Comment 16 for bug 1007027

Revision history for this message
Mike Bayer (zzzeek) wrote :

I'm not sure what approach we want to take on this, though I am partial towards leaving the "ping" in, as while it is not foolproof, until we can agree upon an approach that will wrap all API methods in a retry decorator, it does decrease the chance of an error when the DB has been restarted and a new API method starts up, before the application has had the chance to hit the database.

Let me point out a critical feature that is not present here nor in the linked blog post - that this is a ping per *transaction*, not per execution. When using Session.begin(), the connection is checked out from the pool just at that point, then the ping happens, and that's it.

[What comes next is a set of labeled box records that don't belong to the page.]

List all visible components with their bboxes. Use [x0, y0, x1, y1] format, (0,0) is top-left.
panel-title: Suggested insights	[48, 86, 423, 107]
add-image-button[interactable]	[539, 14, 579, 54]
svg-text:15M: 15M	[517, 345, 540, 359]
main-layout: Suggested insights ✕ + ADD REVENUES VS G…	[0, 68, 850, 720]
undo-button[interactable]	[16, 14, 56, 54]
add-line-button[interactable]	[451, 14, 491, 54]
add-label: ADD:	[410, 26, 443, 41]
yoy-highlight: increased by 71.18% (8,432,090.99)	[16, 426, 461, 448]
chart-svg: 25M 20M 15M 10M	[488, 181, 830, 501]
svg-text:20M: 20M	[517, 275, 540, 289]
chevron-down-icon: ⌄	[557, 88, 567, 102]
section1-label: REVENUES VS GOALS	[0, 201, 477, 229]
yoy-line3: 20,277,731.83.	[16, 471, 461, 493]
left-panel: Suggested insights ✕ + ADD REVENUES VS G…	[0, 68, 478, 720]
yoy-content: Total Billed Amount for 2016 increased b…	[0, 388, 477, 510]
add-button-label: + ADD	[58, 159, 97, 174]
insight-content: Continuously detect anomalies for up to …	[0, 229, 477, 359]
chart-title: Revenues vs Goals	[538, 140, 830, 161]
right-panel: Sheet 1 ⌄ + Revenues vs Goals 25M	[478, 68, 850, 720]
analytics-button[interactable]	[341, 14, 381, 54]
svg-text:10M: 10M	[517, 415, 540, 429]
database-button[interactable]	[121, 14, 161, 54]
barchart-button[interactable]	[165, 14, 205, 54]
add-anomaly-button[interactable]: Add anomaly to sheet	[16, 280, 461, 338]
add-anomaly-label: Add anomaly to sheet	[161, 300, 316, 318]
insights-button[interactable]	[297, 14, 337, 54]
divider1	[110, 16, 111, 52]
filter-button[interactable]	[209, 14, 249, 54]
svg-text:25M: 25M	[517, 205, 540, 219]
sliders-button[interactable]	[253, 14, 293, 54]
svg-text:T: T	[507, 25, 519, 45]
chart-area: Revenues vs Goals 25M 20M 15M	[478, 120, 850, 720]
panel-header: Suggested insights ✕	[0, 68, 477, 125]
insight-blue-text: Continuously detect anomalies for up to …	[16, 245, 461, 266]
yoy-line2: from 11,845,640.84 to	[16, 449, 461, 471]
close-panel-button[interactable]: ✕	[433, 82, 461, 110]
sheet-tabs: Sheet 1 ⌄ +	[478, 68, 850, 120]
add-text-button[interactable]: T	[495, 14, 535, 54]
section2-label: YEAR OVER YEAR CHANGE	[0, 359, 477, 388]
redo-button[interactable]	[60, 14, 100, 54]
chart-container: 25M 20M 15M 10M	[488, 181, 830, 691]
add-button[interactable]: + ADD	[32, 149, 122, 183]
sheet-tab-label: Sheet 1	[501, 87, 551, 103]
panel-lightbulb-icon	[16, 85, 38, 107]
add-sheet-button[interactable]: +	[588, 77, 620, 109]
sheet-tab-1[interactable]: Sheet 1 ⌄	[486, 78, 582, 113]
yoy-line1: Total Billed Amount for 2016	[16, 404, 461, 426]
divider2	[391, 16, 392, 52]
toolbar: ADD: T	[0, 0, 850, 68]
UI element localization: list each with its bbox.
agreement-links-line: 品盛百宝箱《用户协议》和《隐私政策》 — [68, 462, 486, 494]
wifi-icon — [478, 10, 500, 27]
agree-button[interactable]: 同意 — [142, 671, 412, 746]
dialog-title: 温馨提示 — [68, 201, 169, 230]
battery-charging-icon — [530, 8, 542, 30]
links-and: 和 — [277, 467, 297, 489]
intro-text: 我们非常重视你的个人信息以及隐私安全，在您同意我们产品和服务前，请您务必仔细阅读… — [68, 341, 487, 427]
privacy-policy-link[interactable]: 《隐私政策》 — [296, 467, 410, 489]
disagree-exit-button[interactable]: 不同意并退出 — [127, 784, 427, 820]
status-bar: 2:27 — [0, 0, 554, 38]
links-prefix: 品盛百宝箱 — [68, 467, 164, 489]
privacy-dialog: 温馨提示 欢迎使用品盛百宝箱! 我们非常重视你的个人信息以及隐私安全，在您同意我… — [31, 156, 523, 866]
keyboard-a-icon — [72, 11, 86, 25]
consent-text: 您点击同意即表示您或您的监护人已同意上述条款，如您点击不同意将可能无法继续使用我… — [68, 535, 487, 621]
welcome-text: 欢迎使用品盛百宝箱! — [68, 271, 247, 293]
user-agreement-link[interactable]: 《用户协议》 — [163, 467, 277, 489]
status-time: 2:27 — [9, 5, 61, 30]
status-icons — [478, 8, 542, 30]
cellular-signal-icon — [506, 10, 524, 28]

Now with Nova and others, there is a major architectural issue which is that they call upon get_session() on a per-function-call basis in many cases, and due to the way EngineFacade is designed right now, this means that some API calls run multiple transactions on multiple, simultaneous connections at once - this is the reason we had this error: https://bugs.launchpad.net/oslo.db/+bug/1367354. So in my view, the "SELECT 1" degrading performance *is* something that will require code changes to Nova, but I'd like to propose a rework of EngineFacade first which will have some consistent pattern that hopefully can apply to all consuming projects (Neutron in particular has a very different pattern it seems, I'm going to try to come up with something there as well).

The pattern I'm thinking probably is along the lines of a decorator, so in theory the retry-method-on-disconnect could happen there as well (it will be able to track nesting of calls as well). IMHO a "SELECT 1" that is done only per-transaction, within a pattern where the scope of transactions is transparently managed via function-level declarations, is not a major performance issue, though if we agree upon transparent retry for all API methods then we can remove it. Though transparent retry is not without issues, if the API method also does something else that is not atomically part of the transaction, like writing a file, starting a job, or something. I'm not sure to what degree we have to worry about that.